Can Donald Trump Profit from Businesses with Connections to Foreign Governments Once He’s President?News at Home
tags: election 2016, Trump, emoluments
Lawrence A. Peskin is a Professor of History at Morgan State University. He is the co-author of America and the World: Culture, Commerce, Conflict (Johns Hopkins University Press, 2012), among other books. He is working on a book on early American consuls.
Some pundits think President-Elect Donald Trump will be in violation of an obscure Constitutional prohibition against receiving payments from foreign governments when he steps into office. However, the actions of the Founding Fathers in setting up the U.S. consular service suggest that he will not.
The Constitutional clause in question, one of two referring to “emoluments,” is article 1, section 9, clause 8, which forbids officeholders to “accept any present, emolument, office, or title, of any kind whatever, from any king, prince or foreign state” without approval from Congress. Donald Trump does a large amount of business in foreign countries, some of which is dependent on loans or investments from state owned banks and businesses. Therefore, the argument goes, he will be unconstitutionally receiving foreign emoluments and liable to impeachment as soon as he takes office.
One way to evaluate this argument is to try to recover the founders’ intentions. Their actions in appointing American consuls during the first presidential administration offer some helpful clues. The early federal government was extremely limited with very few officeholders. Consuls, who served American business interests overseas, were among the largest group with sixty appointed during George Washington’s administrations.
The first federal congress initially hoped that, in order to avoid conflicts of interest like those addressed by the emoluments clause, American consuls would not actively participate in overseas mercantile trade. This would set them apart from the consuls of most European nations who usually were successful merchants.
However, Congress quickly ran into a problem with this plan: money. If consuls were to be non-merchants, they would need to receive some sort of salary from the limited, cash-strapped federal government. Practicing overseas merchants, on the other hand, would see their businesses benefit from their consular appointments in a number of ways, and could therefore afford to serve without salaries.
Faced with this choice, Congress decided to go with the cheaper solution and allow the risk of some potential conflicts of interest, prohibiting trade only for General Consuls, who were to oversee the activities of regular consuls. As a result, the first consuls, nearly without exception, were all merchants who actively traded with the countries where they were posted. Furthermore, half of the consuls appointed during Washington’s administrations were non-American merchants. One, James Simpson of Gibraltar, actually served as Russian consul and American consul simultaneously.

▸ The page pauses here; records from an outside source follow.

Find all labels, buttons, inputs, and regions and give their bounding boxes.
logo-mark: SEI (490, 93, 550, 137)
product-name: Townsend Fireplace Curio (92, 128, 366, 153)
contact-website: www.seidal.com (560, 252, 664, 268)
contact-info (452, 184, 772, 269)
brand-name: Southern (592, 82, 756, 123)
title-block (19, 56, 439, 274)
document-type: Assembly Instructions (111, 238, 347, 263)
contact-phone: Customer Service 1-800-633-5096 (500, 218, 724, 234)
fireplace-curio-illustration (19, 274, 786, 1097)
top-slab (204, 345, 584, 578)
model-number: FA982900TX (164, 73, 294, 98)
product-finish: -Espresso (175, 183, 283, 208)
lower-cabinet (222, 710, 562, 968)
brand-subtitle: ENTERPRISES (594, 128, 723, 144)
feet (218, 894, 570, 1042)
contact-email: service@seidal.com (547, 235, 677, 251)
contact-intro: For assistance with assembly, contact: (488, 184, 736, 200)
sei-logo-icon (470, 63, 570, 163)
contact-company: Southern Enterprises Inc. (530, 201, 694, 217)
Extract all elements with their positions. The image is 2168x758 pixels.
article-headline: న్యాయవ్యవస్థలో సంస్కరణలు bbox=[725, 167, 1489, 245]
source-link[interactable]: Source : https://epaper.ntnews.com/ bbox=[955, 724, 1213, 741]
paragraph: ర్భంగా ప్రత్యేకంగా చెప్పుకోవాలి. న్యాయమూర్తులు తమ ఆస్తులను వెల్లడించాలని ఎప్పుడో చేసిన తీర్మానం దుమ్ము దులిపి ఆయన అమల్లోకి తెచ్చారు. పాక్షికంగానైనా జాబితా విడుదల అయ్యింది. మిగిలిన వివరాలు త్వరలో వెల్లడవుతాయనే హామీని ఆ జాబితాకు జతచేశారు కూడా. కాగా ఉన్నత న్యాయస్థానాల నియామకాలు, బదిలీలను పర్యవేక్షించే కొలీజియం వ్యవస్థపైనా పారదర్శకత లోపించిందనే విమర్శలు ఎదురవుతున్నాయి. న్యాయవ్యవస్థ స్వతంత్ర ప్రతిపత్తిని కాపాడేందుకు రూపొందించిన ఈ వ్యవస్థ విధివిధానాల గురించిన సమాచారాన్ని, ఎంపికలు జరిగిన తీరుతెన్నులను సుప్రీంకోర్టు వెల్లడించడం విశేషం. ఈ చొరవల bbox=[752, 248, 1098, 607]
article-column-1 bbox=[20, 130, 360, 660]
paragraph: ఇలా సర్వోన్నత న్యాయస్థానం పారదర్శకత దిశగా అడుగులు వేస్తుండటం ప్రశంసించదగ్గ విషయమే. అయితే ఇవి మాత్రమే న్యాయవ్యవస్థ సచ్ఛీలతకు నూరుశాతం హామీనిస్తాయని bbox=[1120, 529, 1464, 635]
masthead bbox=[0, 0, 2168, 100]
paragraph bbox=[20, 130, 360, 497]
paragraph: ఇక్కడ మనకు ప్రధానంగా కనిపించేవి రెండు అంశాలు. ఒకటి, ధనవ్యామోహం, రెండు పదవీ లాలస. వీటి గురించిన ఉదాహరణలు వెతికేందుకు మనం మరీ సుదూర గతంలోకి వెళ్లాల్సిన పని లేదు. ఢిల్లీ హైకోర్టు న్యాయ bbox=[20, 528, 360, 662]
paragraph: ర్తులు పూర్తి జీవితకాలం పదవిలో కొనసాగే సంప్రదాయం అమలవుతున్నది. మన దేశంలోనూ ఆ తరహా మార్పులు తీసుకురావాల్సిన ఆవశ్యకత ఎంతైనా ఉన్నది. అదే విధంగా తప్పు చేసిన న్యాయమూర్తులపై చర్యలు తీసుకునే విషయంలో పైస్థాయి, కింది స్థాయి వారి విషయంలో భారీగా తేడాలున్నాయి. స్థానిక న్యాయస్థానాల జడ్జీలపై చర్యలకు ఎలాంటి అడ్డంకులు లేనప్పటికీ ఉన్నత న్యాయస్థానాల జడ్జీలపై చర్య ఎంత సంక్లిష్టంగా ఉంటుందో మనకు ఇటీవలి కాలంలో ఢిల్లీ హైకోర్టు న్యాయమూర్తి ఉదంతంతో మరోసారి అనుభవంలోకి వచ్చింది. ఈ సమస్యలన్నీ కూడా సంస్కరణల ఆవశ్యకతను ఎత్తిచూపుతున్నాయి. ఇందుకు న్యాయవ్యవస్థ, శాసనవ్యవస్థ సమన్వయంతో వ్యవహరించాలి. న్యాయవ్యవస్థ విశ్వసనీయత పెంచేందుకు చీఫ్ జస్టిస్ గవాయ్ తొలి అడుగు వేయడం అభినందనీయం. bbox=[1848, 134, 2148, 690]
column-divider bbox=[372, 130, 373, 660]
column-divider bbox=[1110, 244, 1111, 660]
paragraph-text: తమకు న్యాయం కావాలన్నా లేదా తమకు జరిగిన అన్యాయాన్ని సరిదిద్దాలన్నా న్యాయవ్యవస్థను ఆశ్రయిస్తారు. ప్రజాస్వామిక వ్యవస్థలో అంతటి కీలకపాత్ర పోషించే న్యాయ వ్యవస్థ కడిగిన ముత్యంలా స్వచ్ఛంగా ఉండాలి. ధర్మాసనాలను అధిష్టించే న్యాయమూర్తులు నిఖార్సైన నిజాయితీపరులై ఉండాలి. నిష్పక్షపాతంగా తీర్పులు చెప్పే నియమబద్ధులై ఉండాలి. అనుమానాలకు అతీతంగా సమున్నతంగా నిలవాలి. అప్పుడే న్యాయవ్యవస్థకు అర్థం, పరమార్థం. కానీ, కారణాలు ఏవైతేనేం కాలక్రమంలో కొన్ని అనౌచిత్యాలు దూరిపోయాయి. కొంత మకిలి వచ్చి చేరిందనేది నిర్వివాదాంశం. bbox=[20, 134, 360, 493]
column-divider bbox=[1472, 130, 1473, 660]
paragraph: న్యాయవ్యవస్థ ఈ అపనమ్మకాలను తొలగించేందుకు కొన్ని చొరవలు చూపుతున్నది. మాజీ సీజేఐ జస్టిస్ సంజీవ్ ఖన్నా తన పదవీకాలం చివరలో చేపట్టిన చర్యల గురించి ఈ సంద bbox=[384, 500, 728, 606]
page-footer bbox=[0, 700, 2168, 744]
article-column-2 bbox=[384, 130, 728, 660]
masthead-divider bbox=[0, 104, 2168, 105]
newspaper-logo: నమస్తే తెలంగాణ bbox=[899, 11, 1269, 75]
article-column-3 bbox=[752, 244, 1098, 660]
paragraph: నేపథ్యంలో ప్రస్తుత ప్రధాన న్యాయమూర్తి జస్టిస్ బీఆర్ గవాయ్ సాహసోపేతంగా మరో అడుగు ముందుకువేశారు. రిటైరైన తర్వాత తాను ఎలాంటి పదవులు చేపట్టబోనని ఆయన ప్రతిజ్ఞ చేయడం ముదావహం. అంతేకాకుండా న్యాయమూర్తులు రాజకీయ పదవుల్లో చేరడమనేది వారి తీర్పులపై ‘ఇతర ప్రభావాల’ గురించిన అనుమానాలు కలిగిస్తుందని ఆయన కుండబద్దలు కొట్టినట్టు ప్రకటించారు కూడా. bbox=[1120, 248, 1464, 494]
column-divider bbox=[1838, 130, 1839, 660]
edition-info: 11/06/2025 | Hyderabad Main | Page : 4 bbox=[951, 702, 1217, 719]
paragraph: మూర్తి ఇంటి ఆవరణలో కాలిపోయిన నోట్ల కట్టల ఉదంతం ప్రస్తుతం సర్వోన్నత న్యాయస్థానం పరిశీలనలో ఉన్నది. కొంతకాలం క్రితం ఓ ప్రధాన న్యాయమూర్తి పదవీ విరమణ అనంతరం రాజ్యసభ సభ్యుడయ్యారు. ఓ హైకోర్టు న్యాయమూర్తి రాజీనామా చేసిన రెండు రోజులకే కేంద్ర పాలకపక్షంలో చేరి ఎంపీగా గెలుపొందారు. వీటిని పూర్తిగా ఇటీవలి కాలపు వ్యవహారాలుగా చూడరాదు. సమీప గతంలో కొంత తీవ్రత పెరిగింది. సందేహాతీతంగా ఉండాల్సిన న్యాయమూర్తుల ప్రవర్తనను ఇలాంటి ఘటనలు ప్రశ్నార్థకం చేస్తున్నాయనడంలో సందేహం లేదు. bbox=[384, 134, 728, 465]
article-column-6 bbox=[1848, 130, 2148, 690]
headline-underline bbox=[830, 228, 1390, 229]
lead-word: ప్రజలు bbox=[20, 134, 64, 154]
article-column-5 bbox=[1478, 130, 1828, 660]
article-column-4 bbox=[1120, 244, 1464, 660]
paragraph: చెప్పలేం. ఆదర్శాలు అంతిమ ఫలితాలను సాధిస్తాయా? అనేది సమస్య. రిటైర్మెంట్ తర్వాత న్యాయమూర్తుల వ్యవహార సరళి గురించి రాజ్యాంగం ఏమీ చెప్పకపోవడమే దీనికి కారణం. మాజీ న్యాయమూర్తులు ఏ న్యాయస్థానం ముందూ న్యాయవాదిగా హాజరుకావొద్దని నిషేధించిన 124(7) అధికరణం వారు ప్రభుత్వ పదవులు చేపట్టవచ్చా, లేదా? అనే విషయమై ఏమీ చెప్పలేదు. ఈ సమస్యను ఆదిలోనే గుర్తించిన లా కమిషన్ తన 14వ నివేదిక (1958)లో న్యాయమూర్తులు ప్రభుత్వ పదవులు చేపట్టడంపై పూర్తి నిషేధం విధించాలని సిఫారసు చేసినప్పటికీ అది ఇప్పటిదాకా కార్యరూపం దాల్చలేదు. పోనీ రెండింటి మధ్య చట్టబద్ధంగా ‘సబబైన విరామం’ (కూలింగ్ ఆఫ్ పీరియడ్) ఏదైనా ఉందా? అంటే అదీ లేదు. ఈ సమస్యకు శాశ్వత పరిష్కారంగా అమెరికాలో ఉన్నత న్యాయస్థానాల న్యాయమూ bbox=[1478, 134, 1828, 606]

While consuls normally did not receive titles or emoluments directly from foreign government, it was not unusual for them to benefit from foreign legislation, such as reduced excises or other inducements to American trade. Indeed, some of the first consuls helped to negotiate such deals with foreign governments. Furthermore, considering the lack of separation between public and private trading in the eighteenth century, many consuls doubtless conducted trade that was entangled with banks or businesses that received support from foreign governments. This trade would be analogous to Trump potentially benefitting from loans from foreign owned banks or to foreign officials booking rooms in Trump hotels.
There can be no doubt that the founding fathers were aware of these actual and potential conflicts of interest. Many signers of the Constitution served in the first Congress. George Mason, a skeptical but important member of the Constitutional Convention, later recommended a partner in his son’s French mercantile firm for a consular position. As president, George Washington was deeply involved in the consular selection process, and Thomas Jefferson, as the first Secretary of State, was directly responsible for overseeing appointments.
As a result, any broad interpretation of the emoluments clause to prohibit doing business with foreign governments or their representatives would appear to contradict the intent of the founders as demonstrated by their actions. I believe Americans should be very troubled by Trump’s potential conflicts of interest, just as the founders were troubled by consular conflicts, even if they ultimately chose to allow them. But whatever the dangers of Trump’s foreign business activity, it should not be considered to be a violation of the Constitution.